Despite being officially drought declared since 2013, outback grazier Rick Britton's land values have increased dramatically in the last three years.

He owns about 400,000 acres of grazing land in the far western Queensland shire of Boulia, where he is the local mayor.

Even though he is running only about a third of his property's carrying capacity this year, his land values have increased by more than 20 per cent, and with it government fees are up.

"The land rental it's going to go up 10 or 15 per cent, which is going to be more cash out of our kitty to handle the drought," Cr Britton said.

Like several properties in the Boulia Shire, Cr Britton's land is on a rental agreement with the Queensland Government for which the rates are based on the value of the property.

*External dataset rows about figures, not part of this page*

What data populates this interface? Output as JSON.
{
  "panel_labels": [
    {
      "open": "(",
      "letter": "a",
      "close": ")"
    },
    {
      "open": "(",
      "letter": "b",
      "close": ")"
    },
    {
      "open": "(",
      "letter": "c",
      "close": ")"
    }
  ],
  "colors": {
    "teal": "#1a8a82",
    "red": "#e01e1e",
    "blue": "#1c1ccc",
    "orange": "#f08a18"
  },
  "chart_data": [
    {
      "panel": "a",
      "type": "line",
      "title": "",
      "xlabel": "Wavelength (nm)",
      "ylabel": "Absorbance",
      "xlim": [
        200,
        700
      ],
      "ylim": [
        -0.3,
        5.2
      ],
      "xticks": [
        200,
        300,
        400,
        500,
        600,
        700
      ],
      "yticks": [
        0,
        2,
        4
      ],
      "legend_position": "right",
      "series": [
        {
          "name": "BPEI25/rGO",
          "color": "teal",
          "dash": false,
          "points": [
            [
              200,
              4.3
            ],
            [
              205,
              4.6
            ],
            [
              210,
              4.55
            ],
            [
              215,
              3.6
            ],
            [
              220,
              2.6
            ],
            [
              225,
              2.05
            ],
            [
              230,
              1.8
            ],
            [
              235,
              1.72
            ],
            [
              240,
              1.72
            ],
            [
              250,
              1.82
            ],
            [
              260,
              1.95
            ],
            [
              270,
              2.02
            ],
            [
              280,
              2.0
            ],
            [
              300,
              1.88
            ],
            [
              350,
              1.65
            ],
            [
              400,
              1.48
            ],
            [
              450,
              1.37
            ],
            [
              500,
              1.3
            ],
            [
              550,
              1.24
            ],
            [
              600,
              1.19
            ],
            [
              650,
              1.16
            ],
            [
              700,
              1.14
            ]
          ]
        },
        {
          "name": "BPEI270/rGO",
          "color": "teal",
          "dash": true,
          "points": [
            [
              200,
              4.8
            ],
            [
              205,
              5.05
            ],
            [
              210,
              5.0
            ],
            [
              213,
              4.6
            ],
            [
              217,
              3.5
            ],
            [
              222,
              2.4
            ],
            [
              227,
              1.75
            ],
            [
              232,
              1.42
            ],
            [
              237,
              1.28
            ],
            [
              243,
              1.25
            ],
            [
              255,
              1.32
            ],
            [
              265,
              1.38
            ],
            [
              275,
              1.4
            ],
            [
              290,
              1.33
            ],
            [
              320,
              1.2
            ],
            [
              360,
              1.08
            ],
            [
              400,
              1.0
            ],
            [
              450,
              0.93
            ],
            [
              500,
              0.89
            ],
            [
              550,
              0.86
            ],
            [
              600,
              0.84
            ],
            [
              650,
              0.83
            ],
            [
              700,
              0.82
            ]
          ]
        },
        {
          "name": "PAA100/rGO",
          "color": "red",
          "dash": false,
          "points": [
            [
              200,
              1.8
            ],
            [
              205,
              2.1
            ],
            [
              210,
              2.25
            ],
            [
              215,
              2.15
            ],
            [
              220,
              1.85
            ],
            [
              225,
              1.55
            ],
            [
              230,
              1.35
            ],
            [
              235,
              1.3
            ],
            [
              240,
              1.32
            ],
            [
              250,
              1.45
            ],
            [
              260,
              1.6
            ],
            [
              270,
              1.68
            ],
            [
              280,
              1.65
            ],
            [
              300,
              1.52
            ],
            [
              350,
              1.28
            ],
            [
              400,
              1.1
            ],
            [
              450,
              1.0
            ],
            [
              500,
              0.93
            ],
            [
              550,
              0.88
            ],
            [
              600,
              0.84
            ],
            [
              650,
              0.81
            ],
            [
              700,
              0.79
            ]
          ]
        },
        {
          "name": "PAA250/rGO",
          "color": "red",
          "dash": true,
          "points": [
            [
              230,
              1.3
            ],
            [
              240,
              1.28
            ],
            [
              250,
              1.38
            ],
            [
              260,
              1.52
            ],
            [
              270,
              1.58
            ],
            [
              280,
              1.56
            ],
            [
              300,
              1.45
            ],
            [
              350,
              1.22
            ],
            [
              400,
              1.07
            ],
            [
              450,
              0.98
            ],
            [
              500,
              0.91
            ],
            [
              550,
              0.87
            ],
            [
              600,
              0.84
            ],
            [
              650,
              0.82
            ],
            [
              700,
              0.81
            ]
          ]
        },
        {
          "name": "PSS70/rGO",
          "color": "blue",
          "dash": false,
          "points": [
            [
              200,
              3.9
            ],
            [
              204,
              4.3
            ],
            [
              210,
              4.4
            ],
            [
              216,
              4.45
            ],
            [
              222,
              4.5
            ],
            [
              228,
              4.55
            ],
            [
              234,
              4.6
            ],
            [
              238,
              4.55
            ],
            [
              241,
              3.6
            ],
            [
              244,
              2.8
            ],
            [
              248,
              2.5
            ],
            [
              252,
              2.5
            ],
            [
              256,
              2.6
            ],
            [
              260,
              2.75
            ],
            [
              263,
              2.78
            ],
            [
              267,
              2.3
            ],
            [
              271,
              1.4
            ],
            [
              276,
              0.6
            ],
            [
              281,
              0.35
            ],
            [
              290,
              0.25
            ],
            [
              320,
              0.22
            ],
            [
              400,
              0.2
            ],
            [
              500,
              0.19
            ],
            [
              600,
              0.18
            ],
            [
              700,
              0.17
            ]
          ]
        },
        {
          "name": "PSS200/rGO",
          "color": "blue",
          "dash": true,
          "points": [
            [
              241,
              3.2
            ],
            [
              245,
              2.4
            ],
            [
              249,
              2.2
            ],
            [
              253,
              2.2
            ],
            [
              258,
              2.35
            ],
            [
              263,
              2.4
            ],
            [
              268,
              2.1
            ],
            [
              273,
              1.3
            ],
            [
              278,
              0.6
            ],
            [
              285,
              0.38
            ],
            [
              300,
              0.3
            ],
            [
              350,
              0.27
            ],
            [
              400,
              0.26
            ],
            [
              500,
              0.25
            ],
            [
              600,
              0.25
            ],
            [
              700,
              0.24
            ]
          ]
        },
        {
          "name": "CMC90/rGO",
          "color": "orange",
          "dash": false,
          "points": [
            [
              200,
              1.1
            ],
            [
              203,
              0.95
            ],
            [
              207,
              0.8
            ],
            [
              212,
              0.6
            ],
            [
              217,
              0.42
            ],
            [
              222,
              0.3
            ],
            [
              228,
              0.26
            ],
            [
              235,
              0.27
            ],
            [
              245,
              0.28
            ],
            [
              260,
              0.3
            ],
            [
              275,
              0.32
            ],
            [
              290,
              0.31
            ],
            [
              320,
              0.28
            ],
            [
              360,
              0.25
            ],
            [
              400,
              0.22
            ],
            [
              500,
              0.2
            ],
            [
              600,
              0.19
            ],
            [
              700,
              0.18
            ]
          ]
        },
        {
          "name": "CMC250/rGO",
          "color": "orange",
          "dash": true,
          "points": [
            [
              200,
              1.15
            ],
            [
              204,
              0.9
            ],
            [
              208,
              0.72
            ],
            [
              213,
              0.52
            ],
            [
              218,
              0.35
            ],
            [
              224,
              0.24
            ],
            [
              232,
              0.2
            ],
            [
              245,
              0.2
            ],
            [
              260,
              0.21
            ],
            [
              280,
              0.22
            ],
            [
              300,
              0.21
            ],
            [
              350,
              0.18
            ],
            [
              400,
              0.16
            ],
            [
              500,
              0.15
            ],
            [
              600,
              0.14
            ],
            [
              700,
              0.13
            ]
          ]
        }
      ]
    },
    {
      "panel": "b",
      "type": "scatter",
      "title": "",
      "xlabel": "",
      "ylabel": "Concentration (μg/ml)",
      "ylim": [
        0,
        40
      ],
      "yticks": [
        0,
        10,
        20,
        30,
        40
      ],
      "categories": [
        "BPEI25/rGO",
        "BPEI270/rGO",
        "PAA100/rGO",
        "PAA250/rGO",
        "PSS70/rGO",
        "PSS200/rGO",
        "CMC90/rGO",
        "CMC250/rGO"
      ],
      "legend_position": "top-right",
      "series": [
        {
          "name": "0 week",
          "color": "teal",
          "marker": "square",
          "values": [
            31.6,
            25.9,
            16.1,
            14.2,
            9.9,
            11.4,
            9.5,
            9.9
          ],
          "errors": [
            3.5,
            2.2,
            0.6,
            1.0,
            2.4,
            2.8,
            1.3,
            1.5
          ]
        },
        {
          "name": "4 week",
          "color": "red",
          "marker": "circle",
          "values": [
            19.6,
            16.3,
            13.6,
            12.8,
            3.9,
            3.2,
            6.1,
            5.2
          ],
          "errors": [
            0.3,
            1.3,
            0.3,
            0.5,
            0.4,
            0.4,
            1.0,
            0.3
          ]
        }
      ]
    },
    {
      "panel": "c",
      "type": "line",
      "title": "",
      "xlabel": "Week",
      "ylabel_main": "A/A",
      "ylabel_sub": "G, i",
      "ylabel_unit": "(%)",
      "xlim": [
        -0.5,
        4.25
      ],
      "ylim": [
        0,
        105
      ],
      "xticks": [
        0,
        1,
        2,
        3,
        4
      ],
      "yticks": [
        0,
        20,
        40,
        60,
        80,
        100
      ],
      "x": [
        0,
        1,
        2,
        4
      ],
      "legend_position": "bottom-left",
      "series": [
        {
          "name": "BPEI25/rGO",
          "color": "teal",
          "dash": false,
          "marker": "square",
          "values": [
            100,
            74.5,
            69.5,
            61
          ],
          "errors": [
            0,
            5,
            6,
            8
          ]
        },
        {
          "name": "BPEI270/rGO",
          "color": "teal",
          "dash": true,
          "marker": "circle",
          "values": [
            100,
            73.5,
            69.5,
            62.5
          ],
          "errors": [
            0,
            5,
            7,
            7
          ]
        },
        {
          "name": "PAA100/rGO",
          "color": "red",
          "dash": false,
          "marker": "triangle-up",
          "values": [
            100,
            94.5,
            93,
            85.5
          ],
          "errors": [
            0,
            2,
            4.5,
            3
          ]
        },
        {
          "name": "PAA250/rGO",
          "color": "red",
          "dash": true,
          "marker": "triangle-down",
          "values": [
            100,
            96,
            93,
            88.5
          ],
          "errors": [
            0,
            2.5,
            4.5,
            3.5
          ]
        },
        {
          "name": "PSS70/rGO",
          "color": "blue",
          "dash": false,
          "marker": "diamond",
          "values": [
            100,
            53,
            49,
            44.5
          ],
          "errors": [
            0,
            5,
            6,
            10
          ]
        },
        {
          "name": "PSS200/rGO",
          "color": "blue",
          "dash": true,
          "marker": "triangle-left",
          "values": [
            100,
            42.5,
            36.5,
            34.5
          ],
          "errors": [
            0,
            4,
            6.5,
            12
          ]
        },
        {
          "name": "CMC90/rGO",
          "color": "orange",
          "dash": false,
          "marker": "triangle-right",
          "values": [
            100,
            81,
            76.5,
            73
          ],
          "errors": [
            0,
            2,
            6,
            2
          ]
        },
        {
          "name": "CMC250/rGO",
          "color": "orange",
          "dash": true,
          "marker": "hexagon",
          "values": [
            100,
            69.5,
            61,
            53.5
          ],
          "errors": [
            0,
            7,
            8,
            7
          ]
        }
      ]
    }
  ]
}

"[It's] the cost of it is now what we're spending on weed control. You're talking $40,000-$50,000," he said.

Grazing land a sellers market



While most of western Queensland has been drought declared for more than four years, there was unseasonal winter rain in 2016 which provided some relief.

Rural property valuer Lachlan Dunsdon said the patchy rain allowed several properties to present for sale.

"It's very surprising that the level of demand has continued to be as strong as it is, despite the season," Mr Dunsdon said.

"If a property can present readily for sale, full of grass or full of a crop, then coupled with that current strong demand the property sells and generally sells very well.

"Across the board I would say that the market is still thinly traded and the demand still outweighs that supply."

Rick Britton is one of those graziers who has purchased more land in the past couple of years.

He bought a neighbouring property at what he considered a premium price, increasing the scale of his operation and possibly the valuations in his area.

"The land has increased and we've had to pay that little bit extra than everyone else," he said.

"We bought that block in winter 2016 and we payed $35 an acre for it and probably the best then would have been $25 to $28.

"Not only did that property go up but every other property that we owned would have increased by 20 to 25 per cent."

Push to move away from valuation for rent





While Cr Britton has expanded his operations and paid premium prices for neighbouring land, he would like to see the land rental system change to a model based on the production of the land.

"The valuation of the land going isn't increasing the carrying capacity of those properties," he said.

"It should be calculated on the true carrying capacity of those properties and not the valuation of it."

Rural lobby group Agforce have also been pushing for a change in the way the Queensland Government charges its leasehold land rental.

"We still to this day don't think [land valuation] is a fair basis to be used," Agforce policy specialist Lauren Hewitt said.

"In the last year we've seen the Northern Territory Government move away from using 'unimproved' values because they don't think that's a fair and reasonable basis to set rents for leasehold land."

In response, a spokesman for the Queensland Department of Natural Resources Mines and Energy said there were land rental concessions for the drought.

"To support rural leaseholders doing it tough in the drought, the Government has deferred payment of the 2018/19 annual rents for drought declared rural leases," the spokesman said.

"[The Government is] also offering a 15 per cent rebate on their annual rent if it is more than $261 a year."